I nostri rifiuti urbani crescono con maggiore velocità del prodotto interno lordo, che per la cronaca sta invece decrescendo, abbiamo strutture di smistamento idrico vecchie e siamo pieni di discariche, circa 15 mila delle quali molte illegali, che inquinano il suolo; questi sono solo alcuni dei punti che vengono riportati nel rapporto che stamane è stato presentato a Roma e pertinente le performance ambientali italiane.
Per fortuna ci sono anche piccole note positive, infatti sembra che pur in un contesto inquinato siano state portate avanti diverse iniziative per migliorare la gestione delle risorse naturali, e ridurre l’inquinamento dell’aria.

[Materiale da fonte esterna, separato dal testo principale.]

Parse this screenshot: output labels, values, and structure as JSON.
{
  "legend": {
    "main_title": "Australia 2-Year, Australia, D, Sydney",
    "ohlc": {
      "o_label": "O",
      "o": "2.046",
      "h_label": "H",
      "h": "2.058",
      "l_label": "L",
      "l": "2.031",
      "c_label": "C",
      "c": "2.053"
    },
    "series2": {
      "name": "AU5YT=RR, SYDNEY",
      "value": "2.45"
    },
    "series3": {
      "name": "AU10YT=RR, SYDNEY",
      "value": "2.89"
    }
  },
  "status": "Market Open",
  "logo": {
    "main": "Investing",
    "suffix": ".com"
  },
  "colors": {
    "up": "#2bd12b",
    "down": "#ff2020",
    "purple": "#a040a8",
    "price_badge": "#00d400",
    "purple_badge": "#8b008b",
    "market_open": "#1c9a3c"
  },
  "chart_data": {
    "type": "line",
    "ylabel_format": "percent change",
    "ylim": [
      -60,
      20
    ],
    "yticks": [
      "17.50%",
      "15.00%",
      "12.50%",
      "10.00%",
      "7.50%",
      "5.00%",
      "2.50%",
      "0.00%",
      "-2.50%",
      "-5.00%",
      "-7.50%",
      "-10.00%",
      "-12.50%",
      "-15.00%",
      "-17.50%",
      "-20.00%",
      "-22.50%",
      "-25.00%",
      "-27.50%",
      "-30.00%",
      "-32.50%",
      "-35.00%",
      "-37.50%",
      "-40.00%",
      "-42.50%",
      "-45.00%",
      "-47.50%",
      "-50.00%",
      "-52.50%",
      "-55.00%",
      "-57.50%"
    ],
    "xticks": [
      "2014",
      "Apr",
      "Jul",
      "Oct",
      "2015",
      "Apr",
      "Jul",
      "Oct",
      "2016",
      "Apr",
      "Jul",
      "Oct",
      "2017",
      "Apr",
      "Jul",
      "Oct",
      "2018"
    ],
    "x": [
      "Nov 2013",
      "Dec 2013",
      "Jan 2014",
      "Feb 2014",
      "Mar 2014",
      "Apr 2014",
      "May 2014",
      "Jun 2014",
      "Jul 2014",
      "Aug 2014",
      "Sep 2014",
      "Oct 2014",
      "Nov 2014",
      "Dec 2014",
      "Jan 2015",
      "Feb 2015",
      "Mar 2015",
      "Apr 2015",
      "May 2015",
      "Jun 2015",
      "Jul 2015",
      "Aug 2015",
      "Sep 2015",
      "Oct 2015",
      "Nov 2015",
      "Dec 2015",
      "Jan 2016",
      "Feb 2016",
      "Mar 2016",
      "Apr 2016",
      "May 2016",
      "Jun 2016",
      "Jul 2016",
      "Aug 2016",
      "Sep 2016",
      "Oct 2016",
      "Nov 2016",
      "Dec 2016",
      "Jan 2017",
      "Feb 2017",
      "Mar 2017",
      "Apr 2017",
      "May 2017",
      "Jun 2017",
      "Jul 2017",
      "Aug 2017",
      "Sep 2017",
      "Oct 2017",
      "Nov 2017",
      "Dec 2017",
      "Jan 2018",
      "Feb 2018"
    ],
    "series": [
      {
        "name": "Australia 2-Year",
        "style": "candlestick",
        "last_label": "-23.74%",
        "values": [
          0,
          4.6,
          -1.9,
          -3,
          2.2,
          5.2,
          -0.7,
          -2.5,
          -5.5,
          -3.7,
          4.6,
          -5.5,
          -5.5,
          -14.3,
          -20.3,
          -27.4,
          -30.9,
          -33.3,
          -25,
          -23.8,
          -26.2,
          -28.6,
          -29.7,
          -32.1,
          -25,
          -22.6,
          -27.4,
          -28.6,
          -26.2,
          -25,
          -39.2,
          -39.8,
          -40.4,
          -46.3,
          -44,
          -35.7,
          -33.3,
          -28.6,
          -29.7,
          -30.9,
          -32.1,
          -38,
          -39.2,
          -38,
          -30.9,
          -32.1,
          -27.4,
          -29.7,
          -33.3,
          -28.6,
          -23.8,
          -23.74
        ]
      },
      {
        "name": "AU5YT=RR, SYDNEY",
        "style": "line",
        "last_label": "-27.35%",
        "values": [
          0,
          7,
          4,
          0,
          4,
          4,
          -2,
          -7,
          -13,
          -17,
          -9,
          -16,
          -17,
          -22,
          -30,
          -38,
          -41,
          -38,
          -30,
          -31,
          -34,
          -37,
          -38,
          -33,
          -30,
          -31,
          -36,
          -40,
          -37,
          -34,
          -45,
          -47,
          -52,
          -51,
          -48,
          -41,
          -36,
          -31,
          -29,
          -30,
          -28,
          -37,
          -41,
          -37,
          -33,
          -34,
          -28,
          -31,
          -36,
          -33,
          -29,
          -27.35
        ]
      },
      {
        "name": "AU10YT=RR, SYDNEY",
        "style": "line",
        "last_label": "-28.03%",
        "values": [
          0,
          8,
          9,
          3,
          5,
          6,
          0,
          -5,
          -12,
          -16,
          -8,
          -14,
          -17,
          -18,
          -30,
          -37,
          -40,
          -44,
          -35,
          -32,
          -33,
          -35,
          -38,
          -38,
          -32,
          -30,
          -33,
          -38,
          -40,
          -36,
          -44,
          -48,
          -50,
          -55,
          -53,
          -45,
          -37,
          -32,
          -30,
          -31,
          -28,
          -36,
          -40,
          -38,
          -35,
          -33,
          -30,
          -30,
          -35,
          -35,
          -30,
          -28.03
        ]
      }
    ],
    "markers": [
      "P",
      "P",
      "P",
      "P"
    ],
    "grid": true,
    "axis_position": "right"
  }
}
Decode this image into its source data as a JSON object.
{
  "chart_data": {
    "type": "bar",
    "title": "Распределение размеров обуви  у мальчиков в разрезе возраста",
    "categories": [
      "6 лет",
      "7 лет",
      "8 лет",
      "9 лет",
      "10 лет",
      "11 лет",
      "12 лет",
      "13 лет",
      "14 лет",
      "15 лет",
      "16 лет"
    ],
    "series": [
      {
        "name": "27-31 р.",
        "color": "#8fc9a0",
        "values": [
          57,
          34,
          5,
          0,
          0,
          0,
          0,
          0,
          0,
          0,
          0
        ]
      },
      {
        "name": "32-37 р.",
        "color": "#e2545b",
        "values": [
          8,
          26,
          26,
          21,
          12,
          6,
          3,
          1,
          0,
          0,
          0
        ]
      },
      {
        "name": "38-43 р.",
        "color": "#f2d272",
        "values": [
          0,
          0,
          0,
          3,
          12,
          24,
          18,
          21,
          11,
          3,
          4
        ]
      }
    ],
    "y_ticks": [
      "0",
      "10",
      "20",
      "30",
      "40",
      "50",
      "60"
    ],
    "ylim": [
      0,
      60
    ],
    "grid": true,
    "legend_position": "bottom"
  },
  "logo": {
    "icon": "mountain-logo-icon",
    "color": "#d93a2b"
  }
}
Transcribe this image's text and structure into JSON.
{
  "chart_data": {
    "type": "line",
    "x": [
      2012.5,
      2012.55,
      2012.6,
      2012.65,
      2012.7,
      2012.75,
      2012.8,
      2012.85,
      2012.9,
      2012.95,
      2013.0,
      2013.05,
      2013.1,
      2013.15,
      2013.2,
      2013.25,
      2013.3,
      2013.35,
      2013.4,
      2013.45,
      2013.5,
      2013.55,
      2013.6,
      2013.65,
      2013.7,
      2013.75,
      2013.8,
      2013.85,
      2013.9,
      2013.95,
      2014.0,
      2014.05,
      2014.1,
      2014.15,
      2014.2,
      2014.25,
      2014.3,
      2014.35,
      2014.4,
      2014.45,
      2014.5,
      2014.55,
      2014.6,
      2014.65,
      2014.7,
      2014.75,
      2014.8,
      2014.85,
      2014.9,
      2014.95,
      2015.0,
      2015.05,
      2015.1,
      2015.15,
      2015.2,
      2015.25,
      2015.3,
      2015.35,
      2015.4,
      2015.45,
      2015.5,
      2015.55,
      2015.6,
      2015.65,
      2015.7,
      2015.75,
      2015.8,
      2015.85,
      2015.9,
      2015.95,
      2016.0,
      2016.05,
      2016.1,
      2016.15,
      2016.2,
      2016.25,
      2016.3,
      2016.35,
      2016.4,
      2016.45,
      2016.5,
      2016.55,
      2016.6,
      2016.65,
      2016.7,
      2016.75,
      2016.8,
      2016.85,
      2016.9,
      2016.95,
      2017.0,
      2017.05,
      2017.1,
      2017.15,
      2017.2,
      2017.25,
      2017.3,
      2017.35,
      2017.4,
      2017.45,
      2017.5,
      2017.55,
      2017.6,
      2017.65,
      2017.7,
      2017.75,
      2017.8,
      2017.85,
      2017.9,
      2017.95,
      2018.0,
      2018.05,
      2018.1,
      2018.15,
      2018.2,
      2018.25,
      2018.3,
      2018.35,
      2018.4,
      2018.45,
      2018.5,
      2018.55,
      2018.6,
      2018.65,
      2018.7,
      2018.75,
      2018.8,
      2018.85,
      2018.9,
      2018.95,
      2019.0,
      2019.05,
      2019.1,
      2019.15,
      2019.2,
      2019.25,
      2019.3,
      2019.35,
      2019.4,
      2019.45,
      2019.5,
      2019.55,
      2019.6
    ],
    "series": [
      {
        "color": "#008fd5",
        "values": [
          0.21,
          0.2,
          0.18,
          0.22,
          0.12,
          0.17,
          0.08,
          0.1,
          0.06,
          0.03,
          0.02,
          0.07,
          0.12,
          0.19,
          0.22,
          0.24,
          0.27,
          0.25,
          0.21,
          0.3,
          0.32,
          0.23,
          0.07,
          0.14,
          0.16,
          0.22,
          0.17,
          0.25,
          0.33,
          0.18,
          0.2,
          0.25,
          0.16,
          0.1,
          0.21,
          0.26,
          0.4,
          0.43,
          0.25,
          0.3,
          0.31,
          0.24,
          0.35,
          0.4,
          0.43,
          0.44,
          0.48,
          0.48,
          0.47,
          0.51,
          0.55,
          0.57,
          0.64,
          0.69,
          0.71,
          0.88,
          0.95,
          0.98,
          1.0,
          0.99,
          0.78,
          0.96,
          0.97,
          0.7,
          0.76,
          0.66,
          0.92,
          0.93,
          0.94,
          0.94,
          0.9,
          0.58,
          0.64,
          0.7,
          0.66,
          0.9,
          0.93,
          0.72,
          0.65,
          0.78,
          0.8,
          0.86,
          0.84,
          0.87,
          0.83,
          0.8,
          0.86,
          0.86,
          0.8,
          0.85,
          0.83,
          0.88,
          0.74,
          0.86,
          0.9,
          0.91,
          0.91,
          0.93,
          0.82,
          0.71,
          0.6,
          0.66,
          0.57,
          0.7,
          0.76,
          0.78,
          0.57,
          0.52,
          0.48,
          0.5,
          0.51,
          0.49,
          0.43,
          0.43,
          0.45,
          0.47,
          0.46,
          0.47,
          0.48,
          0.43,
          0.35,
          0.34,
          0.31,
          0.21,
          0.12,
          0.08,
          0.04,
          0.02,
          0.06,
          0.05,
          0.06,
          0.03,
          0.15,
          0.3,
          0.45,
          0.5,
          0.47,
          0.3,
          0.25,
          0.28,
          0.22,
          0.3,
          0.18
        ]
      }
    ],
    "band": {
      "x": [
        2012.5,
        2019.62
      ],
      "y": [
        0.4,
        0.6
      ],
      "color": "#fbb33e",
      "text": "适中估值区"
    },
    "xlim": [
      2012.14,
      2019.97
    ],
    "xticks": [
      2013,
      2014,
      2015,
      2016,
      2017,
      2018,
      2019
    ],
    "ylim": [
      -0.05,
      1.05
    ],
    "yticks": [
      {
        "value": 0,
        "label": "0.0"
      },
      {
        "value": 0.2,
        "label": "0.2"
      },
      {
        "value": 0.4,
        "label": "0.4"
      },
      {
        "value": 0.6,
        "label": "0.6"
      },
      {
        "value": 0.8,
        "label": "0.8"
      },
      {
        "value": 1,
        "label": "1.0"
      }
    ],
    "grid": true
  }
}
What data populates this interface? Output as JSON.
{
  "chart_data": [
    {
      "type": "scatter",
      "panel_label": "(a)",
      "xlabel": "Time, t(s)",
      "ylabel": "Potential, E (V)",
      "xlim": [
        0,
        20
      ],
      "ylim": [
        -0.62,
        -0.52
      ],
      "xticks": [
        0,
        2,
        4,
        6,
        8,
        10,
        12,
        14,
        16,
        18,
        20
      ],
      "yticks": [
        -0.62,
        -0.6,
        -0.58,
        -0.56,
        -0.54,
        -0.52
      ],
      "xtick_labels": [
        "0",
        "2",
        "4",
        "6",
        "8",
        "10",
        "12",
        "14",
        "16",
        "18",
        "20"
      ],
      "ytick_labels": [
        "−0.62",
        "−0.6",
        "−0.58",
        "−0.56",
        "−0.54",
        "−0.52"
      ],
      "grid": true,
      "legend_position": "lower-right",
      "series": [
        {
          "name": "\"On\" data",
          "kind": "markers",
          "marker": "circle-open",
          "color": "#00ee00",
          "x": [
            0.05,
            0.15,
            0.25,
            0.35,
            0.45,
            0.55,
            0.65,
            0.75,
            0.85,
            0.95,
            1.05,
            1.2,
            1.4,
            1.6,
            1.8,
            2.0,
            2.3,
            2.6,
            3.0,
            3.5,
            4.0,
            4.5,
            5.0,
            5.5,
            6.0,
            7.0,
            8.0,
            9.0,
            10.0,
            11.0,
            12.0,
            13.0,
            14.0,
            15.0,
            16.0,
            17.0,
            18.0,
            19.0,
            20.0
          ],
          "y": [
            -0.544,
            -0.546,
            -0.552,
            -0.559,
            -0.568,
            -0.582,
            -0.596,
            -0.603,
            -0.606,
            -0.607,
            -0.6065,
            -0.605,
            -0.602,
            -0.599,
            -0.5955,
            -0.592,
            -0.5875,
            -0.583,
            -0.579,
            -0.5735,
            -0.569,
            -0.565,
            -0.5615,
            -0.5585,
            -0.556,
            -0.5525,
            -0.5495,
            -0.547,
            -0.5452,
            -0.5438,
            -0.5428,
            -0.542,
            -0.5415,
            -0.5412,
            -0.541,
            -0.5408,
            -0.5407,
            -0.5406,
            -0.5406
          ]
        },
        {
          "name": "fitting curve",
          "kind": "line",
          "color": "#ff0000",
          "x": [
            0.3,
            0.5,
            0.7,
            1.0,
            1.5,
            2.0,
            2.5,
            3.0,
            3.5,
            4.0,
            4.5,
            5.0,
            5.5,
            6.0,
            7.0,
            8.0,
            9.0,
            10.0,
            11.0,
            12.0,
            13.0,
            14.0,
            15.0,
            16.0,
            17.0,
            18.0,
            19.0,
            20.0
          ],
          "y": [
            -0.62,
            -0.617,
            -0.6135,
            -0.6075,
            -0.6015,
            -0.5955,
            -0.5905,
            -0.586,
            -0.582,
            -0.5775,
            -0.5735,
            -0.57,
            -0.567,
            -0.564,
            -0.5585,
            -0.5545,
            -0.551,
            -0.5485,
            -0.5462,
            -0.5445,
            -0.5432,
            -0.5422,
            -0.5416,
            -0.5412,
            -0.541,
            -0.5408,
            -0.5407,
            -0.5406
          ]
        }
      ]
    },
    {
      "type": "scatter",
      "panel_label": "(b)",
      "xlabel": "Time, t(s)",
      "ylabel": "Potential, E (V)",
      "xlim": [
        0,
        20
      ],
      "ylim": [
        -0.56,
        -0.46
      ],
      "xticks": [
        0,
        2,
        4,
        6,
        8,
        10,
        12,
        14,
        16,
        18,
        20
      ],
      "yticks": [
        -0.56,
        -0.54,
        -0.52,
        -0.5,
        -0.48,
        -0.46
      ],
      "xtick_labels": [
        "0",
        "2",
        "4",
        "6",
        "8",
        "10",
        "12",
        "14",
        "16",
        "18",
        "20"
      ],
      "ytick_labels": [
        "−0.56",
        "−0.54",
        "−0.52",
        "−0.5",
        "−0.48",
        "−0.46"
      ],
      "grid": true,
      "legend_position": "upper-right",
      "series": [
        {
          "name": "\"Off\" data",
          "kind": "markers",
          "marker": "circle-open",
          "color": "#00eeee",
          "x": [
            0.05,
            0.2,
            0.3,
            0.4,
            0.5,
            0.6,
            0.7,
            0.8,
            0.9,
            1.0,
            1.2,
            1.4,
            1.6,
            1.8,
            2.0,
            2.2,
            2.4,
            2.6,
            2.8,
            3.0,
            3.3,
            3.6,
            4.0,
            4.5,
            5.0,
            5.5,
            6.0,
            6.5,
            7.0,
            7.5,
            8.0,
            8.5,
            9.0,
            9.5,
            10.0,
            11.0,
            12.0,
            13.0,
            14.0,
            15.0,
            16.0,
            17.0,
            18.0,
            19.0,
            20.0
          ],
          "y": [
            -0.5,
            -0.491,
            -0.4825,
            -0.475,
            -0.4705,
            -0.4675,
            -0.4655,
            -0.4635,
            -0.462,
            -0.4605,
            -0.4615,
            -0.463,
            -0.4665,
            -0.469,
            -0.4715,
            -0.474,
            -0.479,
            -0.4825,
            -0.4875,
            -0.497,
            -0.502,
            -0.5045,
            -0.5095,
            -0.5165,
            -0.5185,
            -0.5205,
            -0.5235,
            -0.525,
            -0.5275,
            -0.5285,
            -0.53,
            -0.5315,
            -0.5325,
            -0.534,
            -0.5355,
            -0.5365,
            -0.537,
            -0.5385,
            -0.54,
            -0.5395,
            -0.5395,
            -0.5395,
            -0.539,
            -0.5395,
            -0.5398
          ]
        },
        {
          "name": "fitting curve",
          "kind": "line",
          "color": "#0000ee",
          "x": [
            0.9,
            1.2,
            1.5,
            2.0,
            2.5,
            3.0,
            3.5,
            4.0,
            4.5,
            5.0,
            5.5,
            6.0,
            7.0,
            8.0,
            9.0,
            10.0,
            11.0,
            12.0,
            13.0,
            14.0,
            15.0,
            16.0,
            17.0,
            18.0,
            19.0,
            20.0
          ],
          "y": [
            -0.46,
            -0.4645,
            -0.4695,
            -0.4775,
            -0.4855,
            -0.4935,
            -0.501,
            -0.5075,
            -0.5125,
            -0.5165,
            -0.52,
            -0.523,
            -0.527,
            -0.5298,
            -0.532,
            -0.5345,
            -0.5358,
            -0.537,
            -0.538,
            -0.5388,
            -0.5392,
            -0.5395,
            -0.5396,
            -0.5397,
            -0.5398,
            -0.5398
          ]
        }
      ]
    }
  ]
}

I problemi maggiori sembrano essere nel mezzogiorno dove nonostante la percentuale di territorio coperta da aree naturali sia maggiore rispetto al nord Italia, si registra un maggiore smaltimento di rifiuti urbani senza alcun trattamento e i fiumi soffrono inquinamento da nitrati e fosforo.
Le raccomandazioni che ci vengono fatte sono relative all’elaborazione di una strategia che possa migliorare sia l’ambiente che l’andamento dell’economia, quindi uso efficiente dell’energia eccetera.
Si conclude con una nota sulla tassazione pertinente alla tutela del suolo che in Italia è una delle più elevate in Europa, il problema, dice il Ministro Clini, è che tale tassazione non viene direzionata verso fonti rinnovabili ed inncentivi per l’efficienza energetica ma finisce nel calderone della fiscalità generale.